Scaling stateless bin-packed single-tenant pods may be better suited for unpredictable work such as SQL processing. High resource utilization is obtained by the responsive scaling of per-tenant pods to match the workload demands in real-time. Scaling to zero is possible, and the proxy layer will trigger a new pod to be allocated when a request arrives for a scaled-to-zero tenant. This introduces extra latency and is known as the cold-start problem.
The shared-process resource pool model is the most efficient for storage layers. The same insights from (1) regarding resource pool size apply here but with the additional need to implement responsive heat management and load control. Storage tiering helps here a lot. Scaling a tenant to zero doesn’t really have much upside for shared-process storage layers with tiering, but does introduce the cold start problem. Replicated storage systems should be implemented such that idle tenants cause no additional network traffic or CPU cycles to occur.
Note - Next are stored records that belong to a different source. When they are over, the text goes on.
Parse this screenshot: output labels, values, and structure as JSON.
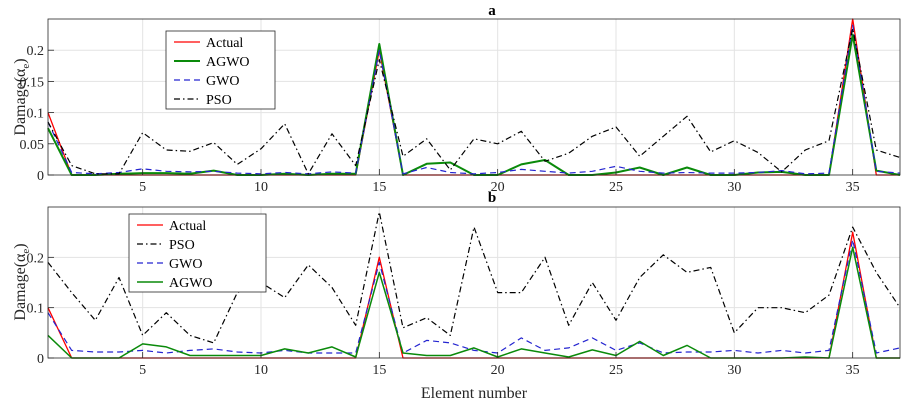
{
  "chart_data": [
    {
      "type": "line",
      "title": "a",
      "xlabel": "",
      "ylabel": "Damage(α",
      "ylabel_sub": "e",
      "ylabel_close": ")",
      "xlim": [
        1,
        37
      ],
      "ylim": [
        0,
        0.25
      ],
      "xticks": [
        5,
        10,
        15,
        20,
        25,
        30,
        35
      ],
      "yticks": [
        0,
        0.05,
        0.1,
        0.15,
        0.2
      ],
      "grid": true,
      "legend_position": "top-left",
      "x": [
        1,
        2,
        3,
        4,
        5,
        6,
        7,
        8,
        9,
        10,
        11,
        12,
        13,
        14,
        15,
        16,
        17,
        18,
        19,
        20,
        21,
        22,
        23,
        24,
        25,
        26,
        27,
        28,
        29,
        30,
        31,
        32,
        33,
        34,
        35,
        36,
        37
      ],
      "series": [
        {
          "name": "Actual",
          "color": "#ff0000",
          "dash": "solid",
          "width": 1.3,
          "values": [
            0.1,
            0,
            0,
            0,
            0,
            0,
            0,
            0,
            0,
            0,
            0,
            0,
            0,
            0,
            0.2,
            0,
            0,
            0,
            0,
            0,
            0,
            0,
            0,
            0,
            0,
            0,
            0,
            0,
            0,
            0,
            0,
            0,
            0,
            0,
            0.25,
            0,
            0
          ]
        },
        {
          "name": "AGWO",
          "color": "#0a8a0a",
          "dash": "solid",
          "width": 2.0,
          "values": [
            0.075,
            0,
            0,
            0.002,
            0.003,
            0.003,
            0.002,
            0.007,
            0,
            0,
            0.002,
            0,
            0.002,
            0.002,
            0.21,
            0,
            0.018,
            0.02,
            0,
            0,
            0.017,
            0.024,
            0,
            0,
            0.004,
            0.012,
            0,
            0.012,
            0,
            0,
            0.004,
            0.005,
            0,
            0,
            0.225,
            0.007,
            0
          ]
        },
        {
          "name": "GWO",
          "color": "#2424d0",
          "dash": "6,4",
          "width": 1.2,
          "values": [
            0.085,
            0.004,
            0.002,
            0.004,
            0.01,
            0.006,
            0.005,
            0.006,
            0.003,
            0.002,
            0.004,
            0.002,
            0.005,
            0.003,
            0.2,
            0.002,
            0.012,
            0.004,
            0.002,
            0.004,
            0.009,
            0.006,
            0.003,
            0.006,
            0.014,
            0.006,
            0.003,
            0.004,
            0.003,
            0.003,
            0.004,
            0.007,
            0.002,
            0.003,
            0.24,
            0.006,
            0.003
          ]
        },
        {
          "name": "PSO",
          "color": "#000000",
          "dash": "6,3,1.5,3",
          "width": 1.2,
          "values": [
            0.085,
            0.015,
            0.002,
            0.002,
            0.068,
            0.04,
            0.038,
            0.052,
            0.017,
            0.042,
            0.082,
            0.002,
            0.066,
            0.015,
            0.185,
            0.03,
            0.058,
            0.008,
            0.058,
            0.05,
            0.07,
            0.022,
            0.035,
            0.062,
            0.077,
            0.03,
            0.062,
            0.094,
            0.037,
            0.055,
            0.036,
            0.005,
            0.04,
            0.055,
            0.235,
            0.04,
            0.028
          ]
        }
      ]
    },
    {
      "type": "line",
      "title": "b",
      "xlabel": "Element number",
      "ylabel": "Damage(α",
      "ylabel_sub": "e",
      "ylabel_close": ")",
      "xlim": [
        1,
        37
      ],
      "ylim": [
        0,
        0.3
      ],
      "xticks": [
        5,
        10,
        15,
        20,
        25,
        30,
        35
      ],
      "yticks": [
        0,
        0.1,
        0.2
      ],
      "grid": true,
      "legend_position": "top-left",
      "x": [
        1,
        2,
        3,
        4,
        5,
        6,
        7,
        8,
        9,
        10,
        11,
        12,
        13,
        14,
        15,
        16,
        17,
        18,
        19,
        20,
        21,
        22,
        23,
        24,
        25,
        26,
        27,
        28,
        29,
        30,
        31,
        32,
        33,
        34,
        35,
        36,
        37
      ],
      "series": [
        {
          "name": "Actual",
          "color": "#ff0000",
          "dash": "solid",
          "width": 1.3,
          "values": [
            0.1,
            0,
            0,
            0,
            0,
            0,
            0,
            0,
            0,
            0,
            0,
            0,
            0,
            0,
            0.2,
            0,
            0,
            0,
            0,
            0,
            0,
            0,
            0,
            0,
            0,
            0,
            0,
            0,
            0,
            0,
            0,
            0,
            0,
            0,
            0.25,
            0,
            0
          ]
        },
        {
          "name": "PSO",
          "color": "#000000",
          "dash": "6,3,1.5,3",
          "width": 1.2,
          "values": [
            0.19,
            0.13,
            0.075,
            0.16,
            0.045,
            0.09,
            0.045,
            0.03,
            0.13,
            0.15,
            0.12,
            0.185,
            0.14,
            0.065,
            0.29,
            0.06,
            0.08,
            0.045,
            0.26,
            0.13,
            0.13,
            0.2,
            0.065,
            0.15,
            0.075,
            0.16,
            0.205,
            0.17,
            0.18,
            0.05,
            0.1,
            0.1,
            0.09,
            0.125,
            0.26,
            0.17,
            0.1
          ]
        },
        {
          "name": "GWO",
          "color": "#2424d0",
          "dash": "6,4",
          "width": 1.2,
          "values": [
            0.09,
            0.015,
            0.012,
            0.012,
            0.015,
            0.01,
            0.015,
            0.018,
            0.012,
            0.01,
            0.015,
            0.01,
            0.01,
            0.01,
            0.19,
            0.01,
            0.035,
            0.03,
            0.015,
            0.01,
            0.04,
            0.015,
            0.02,
            0.04,
            0.015,
            0.03,
            0.01,
            0.012,
            0.012,
            0.015,
            0.01,
            0.015,
            0.01,
            0.015,
            0.235,
            0.01,
            0.02
          ]
        },
        {
          "name": "AGWO",
          "color": "#0a8a0a",
          "dash": "solid",
          "width": 1.5,
          "values": [
            0.045,
            0,
            0,
            0,
            0.028,
            0.022,
            0.005,
            0.005,
            0.005,
            0.005,
            0.018,
            0.01,
            0.022,
            0.002,
            0.17,
            0.01,
            0.005,
            0.005,
            0.02,
            0.002,
            0.018,
            0.01,
            0.002,
            0.016,
            0.005,
            0.033,
            0.005,
            0.025,
            0,
            0,
            0,
            0,
            0.002,
            0,
            0.22,
            0,
            0
          ]
        }
      ]
    }
  ]
}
How does all this compare to a single-tenant distributed data system? A single-tenant system cannot instantly absorb a load spike unless it is already provisioned adequately for that spike. In this model, you scale for peak even if your average is far lower, which results in poor resource utilization. Growing and shrinking the number of nodes (and underlying servers) is comparatively slow, which only makes it suitable for slow moving load changes. Performing this growing and shrinking to track the workload (in order to obtain better resource utilization) can be disruptive to clients, causing additional high latency spikes. Compare this to a large multi-tenant system where the load of one tenant is small compared to the capacity of the system and individual nodes in that system. The highs and lows of the tenant can be accommodated without physical scaling at all, leading to less latency issues while also achieving high resource utilization.

This is why I am bullish on multi-tenant serverless data systems compared to single-tenant dedicated, BYOC, and on-premise deployments. I’m not saying they don’t have a place, but I think multi-tenant serverless will be the predominant pattern of the (near) future.